So, for anyone who doesn’t already know what this is, let me say I’m very glad to get to be the one to explain it. Of course, many readers here will already be a part of Camp, but if you aren’t, this is for you.
Camp NaNoWriMo is a branch of the larger parent group NaNoWriMo. NaNoWriMo, which stands for National Novel Writing Month, is an annual challenge for writers of all walks of life and genre to participate in. Traditionally, writers who accept the challenge must write 50 000 words in whatever work they so choose, and they must begin and end within the month of November. This is insanely difficult—it requires writing a massive 1 600 words per day, or around three full pages of text in your text editor.
Let me tell you, I’ve tried it. I didn’t get very far, though, and felt unprepared for something that big. So when I found out about the smaller, less intense counterpart to the challenge Camp NaNoWriMo, I was very excited.
Camp is an online community of writers who every July hold a mini NaNoWriMo. A few things are different between the two, though. In camp, you pick your goal. You’re not expected to write 50 000 words, as a matter of fact very few people do. Instead, at or before the beginning of the month, you set a word count goal. This July, mine is 30 000, but I see lots of people with goals anywhere between 5 to 10K.
Ok, you might say, but what’s so great about it? Can’t I set a monthly word goal for myself any month of the year? Why is Camp any different than that?

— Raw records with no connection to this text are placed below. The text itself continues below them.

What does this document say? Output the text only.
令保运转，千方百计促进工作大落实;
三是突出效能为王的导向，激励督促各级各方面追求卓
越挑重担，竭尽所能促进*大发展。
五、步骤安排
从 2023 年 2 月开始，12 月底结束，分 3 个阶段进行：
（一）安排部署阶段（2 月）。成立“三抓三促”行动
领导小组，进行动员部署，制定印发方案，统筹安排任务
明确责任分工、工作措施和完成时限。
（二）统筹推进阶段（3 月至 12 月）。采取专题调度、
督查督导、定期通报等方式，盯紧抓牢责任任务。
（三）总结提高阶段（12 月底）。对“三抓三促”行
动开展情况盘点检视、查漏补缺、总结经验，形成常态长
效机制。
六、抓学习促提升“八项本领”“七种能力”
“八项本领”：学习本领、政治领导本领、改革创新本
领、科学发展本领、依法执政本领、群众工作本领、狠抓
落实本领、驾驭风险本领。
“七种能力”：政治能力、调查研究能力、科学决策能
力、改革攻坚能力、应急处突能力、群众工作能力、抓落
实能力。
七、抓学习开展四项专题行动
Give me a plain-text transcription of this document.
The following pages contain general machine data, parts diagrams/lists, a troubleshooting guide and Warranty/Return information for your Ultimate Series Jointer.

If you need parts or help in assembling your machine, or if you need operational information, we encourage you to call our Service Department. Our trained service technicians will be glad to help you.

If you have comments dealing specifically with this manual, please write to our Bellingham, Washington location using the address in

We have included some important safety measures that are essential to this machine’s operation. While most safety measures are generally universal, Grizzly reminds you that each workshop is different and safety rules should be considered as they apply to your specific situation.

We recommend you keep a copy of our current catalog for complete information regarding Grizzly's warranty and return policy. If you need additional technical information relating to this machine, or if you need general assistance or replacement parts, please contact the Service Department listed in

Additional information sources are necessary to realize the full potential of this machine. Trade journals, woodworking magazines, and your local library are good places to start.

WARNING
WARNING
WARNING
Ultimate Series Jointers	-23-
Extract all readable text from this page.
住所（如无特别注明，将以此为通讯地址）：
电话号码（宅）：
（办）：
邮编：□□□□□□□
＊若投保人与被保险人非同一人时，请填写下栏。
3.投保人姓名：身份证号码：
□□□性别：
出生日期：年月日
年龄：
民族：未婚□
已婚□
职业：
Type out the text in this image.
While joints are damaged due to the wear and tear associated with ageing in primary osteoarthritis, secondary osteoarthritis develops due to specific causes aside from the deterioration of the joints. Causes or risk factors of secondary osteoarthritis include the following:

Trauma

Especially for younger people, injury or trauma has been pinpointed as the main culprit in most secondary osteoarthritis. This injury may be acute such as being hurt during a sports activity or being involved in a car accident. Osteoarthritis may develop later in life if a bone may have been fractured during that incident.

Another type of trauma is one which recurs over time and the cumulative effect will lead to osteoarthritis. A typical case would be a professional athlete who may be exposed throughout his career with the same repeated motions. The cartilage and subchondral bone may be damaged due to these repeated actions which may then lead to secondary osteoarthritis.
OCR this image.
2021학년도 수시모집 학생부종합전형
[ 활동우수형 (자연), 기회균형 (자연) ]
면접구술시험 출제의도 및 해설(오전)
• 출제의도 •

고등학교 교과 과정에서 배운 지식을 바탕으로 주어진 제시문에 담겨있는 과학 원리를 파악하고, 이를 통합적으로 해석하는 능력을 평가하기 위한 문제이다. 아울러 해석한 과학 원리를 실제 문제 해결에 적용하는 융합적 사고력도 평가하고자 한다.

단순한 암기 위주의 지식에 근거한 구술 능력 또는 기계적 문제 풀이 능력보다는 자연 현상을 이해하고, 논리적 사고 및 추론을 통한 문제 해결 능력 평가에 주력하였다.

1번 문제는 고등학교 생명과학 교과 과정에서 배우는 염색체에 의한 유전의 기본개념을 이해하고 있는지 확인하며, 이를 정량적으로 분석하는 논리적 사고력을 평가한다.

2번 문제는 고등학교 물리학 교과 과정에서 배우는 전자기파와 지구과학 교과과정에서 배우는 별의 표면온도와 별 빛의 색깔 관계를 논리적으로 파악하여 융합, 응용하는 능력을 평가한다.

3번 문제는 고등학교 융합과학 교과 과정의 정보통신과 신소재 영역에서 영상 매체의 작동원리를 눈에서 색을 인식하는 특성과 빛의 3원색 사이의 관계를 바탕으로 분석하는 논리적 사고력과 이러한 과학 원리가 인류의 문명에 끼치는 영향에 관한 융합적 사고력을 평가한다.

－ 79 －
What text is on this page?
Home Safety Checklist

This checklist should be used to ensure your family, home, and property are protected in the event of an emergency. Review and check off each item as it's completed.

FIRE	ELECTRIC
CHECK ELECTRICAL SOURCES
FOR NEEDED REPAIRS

Well, in reality, it’s the community that sets Camp NaNoWriMo apart. At the beginning of the month, all campers have the option to be sorted into random cabins, or create their own. It’s really only a cabin in the most figurative sense of the word, but what it literally is is a cool group of random people who are writing in the same genre as you. Because you’re all in the same cabin, you can check each other’s projects out and have competitions to see who can meet their word goal the fastest. It’s kind of rewarding to be able to give and receive praise to and from multiple people, especially strangers you don’t know. It’s fun because everyone’s in the same boat—whether this is their first or tenth year participating, they’re here to write a novel, good and simple.
For those who are already part of Camp, congratulations on actually reading this article. For those who aren’t, what are you waiting for?